IN THIS POST: Stephen O’Connor, Colson Whitehead, Shelley Jackson, Scarlett Thomas, Nicholson Baker.
This is the fourteenth installment in a series of twenty posts announcing — in no particular order — which 100 stories will be collected in the Significant Objects book (forthcoming in 2011 from Fantagraphics).
66. Stephen O’Connor’s BUNNY story. Excerpt:
Nobody could remember back before everything was Astroland, but some people pretended. Hop-a-Long was one—so-called because of his gigantic tinsel-furred ears, his rabbit-eye-red eyes, but not because he hopped. He didn’t hop. He rocked from foot to foot as he walked, like a chair coming down the hall by itself. “Back then everything was real,” he said. “It was boring. Fishtails weren’t worked by levers and springs. A world without a sense of humor.” Hop-a-Long the stinky. Hop-a-Long with the bubble-gum-wad nose. With the almost-topple-every-step walk.
“Blat!” said Flippy-Foot.
“How?” said Injun Joe.
“I don’t know,” said Hop-a-Long. “It was brainless existence. People had to make excuses to live.”
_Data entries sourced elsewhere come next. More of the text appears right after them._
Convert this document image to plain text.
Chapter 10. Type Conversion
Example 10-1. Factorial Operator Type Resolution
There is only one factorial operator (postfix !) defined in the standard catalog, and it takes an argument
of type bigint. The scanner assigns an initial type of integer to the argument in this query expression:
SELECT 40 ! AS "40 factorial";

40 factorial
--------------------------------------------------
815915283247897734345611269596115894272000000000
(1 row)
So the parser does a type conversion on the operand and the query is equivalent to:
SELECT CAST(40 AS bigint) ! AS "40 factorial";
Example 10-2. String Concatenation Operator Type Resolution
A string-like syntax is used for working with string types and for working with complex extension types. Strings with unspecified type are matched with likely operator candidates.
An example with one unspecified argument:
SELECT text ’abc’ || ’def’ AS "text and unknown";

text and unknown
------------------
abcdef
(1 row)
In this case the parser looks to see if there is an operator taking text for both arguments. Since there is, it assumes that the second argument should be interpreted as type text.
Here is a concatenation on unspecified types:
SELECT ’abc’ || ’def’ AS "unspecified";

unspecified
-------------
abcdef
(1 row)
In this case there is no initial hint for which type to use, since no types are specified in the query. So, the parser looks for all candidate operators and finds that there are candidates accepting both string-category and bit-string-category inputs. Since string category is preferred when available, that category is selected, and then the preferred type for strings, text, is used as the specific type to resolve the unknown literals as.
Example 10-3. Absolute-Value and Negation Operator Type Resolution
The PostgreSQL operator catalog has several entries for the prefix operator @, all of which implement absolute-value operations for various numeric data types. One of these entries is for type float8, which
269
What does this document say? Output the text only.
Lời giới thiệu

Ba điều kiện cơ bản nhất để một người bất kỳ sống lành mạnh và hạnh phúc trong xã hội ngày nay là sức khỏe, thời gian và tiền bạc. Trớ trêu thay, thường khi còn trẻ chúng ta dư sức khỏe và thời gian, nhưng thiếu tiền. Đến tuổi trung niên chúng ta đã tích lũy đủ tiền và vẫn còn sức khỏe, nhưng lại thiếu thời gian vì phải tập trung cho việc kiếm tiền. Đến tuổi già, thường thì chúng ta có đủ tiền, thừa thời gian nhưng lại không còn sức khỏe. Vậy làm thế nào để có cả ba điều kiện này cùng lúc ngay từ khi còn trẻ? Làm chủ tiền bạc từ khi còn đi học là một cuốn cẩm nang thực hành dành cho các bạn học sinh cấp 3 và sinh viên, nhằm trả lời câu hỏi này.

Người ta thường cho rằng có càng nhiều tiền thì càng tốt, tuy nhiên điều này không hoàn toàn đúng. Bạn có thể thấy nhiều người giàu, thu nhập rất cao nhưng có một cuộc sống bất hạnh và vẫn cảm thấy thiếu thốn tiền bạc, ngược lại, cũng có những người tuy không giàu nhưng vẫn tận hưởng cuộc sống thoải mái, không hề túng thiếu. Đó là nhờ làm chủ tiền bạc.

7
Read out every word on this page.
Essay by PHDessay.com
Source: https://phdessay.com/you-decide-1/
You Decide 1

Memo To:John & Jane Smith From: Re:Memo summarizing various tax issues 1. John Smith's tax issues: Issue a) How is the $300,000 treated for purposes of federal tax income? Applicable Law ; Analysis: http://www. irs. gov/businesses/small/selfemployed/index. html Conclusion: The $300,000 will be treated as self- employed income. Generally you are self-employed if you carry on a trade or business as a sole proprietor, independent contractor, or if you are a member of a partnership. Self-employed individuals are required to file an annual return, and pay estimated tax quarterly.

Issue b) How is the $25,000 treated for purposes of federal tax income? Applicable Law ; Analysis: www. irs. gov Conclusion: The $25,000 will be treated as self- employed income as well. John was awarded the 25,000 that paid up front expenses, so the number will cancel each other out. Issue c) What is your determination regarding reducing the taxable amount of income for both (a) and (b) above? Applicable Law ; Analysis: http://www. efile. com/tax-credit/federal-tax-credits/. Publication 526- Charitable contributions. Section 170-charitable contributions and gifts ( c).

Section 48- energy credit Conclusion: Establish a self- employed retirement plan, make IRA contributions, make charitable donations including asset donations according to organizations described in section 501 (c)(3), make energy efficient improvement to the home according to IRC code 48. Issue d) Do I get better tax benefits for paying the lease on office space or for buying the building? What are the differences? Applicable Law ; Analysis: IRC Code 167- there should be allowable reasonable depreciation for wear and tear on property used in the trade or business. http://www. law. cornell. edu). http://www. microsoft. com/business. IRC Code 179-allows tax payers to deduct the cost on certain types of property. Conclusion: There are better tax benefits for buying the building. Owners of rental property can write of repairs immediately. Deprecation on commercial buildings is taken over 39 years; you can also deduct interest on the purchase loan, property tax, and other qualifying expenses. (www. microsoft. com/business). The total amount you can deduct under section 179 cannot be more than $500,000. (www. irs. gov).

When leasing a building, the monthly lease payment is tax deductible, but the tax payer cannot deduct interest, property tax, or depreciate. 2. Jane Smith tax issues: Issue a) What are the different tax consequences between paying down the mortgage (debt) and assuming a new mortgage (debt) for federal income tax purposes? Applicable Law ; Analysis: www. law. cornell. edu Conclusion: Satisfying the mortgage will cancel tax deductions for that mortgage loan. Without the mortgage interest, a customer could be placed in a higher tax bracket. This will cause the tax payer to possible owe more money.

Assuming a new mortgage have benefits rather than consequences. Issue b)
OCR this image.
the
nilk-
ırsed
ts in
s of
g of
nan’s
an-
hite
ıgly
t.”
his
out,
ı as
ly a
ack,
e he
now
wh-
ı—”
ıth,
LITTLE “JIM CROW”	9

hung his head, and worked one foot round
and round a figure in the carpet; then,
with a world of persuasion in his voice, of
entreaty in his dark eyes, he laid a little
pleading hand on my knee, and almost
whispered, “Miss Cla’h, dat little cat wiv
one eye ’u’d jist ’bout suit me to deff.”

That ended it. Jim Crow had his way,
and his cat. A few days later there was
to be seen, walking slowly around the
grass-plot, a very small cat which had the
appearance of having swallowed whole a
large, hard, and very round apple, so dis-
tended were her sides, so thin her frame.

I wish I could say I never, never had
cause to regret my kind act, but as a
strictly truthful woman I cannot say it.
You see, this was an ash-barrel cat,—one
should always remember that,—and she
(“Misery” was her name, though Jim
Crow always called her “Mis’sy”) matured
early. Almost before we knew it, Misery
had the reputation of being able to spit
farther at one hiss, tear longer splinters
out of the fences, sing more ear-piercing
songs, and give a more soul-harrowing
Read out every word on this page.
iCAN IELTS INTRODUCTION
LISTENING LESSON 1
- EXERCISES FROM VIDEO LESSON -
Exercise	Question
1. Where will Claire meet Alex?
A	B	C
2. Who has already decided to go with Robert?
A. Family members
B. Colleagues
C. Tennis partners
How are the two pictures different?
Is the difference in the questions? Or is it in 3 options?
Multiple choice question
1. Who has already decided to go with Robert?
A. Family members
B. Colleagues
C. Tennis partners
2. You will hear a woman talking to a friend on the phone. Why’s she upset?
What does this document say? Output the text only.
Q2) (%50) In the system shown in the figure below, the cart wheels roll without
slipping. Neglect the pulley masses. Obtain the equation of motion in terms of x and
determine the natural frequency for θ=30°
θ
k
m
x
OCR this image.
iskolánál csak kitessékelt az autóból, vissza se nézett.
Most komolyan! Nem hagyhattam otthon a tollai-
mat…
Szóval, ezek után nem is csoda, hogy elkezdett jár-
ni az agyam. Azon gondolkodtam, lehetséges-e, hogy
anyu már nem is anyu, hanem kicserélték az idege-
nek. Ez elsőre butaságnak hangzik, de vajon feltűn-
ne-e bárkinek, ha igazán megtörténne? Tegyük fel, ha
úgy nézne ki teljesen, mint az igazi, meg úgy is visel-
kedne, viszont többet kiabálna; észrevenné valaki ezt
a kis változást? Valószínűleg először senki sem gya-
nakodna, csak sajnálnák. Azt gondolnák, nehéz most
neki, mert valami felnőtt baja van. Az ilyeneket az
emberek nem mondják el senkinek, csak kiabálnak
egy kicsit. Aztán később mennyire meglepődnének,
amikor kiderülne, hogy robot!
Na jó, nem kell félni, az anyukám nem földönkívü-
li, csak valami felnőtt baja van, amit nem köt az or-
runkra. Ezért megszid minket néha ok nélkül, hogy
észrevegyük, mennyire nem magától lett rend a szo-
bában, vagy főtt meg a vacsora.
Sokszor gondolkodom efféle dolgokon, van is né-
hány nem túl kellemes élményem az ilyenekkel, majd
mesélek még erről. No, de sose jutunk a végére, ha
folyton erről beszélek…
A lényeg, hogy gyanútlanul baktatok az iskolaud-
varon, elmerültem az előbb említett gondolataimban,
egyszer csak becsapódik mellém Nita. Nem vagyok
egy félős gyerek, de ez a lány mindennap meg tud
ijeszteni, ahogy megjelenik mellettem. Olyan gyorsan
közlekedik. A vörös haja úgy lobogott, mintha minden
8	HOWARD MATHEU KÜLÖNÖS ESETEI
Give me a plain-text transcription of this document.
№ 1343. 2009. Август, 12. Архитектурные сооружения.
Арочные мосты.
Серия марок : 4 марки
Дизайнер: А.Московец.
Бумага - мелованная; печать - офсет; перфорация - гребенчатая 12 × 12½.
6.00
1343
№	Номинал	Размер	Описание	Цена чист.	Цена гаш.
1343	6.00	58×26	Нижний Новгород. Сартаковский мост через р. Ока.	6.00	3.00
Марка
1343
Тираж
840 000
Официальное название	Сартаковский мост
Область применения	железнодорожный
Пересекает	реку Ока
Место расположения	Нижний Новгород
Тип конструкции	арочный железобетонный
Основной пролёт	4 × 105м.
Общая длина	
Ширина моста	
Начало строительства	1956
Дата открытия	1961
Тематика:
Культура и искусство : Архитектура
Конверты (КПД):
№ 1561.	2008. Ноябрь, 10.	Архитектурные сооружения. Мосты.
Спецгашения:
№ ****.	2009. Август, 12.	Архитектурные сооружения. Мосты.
67. Colson Whitehead’s WOODEN MALLET story. Excerpt:
On September 16th, 2031 at 2:35 am, a temporal rift – a “tear” in very fabric of time and space – will appear 16.5 meters above the area currently occupied by Jeffrey’s Bistro, 123 E Ivinson Ave, Laramie, WY. Only the person wielding this mallet will be able to enter the rift unscathed. If this person then completes the 8 Labors of Worthiness, he or she will be become the supreme ruler of the universe.
68. Shelley Jackson’s CRUMB SWEEPER story. Excerpt:
When I first met him, the moon — a chip of bone in the pale blue of morning — was just past full. I can be sure of that, though it was only later that the phases of the moon became as familiar to me as the seasons or as my breath coming and going. He was crouching against a tree in Prospect Park, nearly naked despite the autumn chill, the pale skin stretched over his shuddering ribs disfigured with a rash. He was swiping at his red, swollen, and tearing eyes with one paw, while the other, with a very practiced motion, was employing what looked at first glance like a bar of soap, to harry clouds of short, coarse, whisky-colored hairs from a pair of loose drawstring pants and a tunic draped over his lap. I did not think anything of the fact that both items appeared to be inside out. I did not pay any special attention to the fellow at all, who seemed to me an everyday sort of eccentric, only (for I have an eye for curiosities, particularly those ingenious contraptions rendered pathetically de trop by advancing technology — clockwork computers, water clocks and the like) to the object he was holding, which I now saw to be a rounded bar of ivory (or an imitation) in which a cylindrical brush had been ingeniously set so that it might skim a smooth surface and rid it of debris — the tool of a butler or maître d’, I thought, for clearing crumbs from a place-setting.
69. Scarlett Thomas’ BIRTHDAY CANDLES story. Excerpt:
You can find all kinds of crap in the back of drawers. Here is the string we once used to tie the handles of the French doors together so that Julius wouldn’t open them and walk into the pond. Here is a thimble, and a seam-ripper, although I don’t think anyone in our family ever ripped a seam on purpose. Here is an incomplete pack of cards with topless women on the backs, the best ones stolen by my brothers. Here is dust, dust, and underneath a pair of dice: one small and black, one big and red. There is a blister pack with no tablets in it and the silver tape measure that bites your fingers when it snaps back. There are the birthday candles I bought when I was seventeen. After I bought them I walked home from the corner shop imagining the hot wax dripping onto my naked skin and Mark, who still owed me for the mayonnaise thing, peeling it off after it had dried.
70. Nicholson Baker’s MEAT THERMOMETER story. Excerpt:
Everything had a temperature in those days. Cheese was cold. Avocados were warm. My heart was a piece of hot meat pierced by love’s thermometer.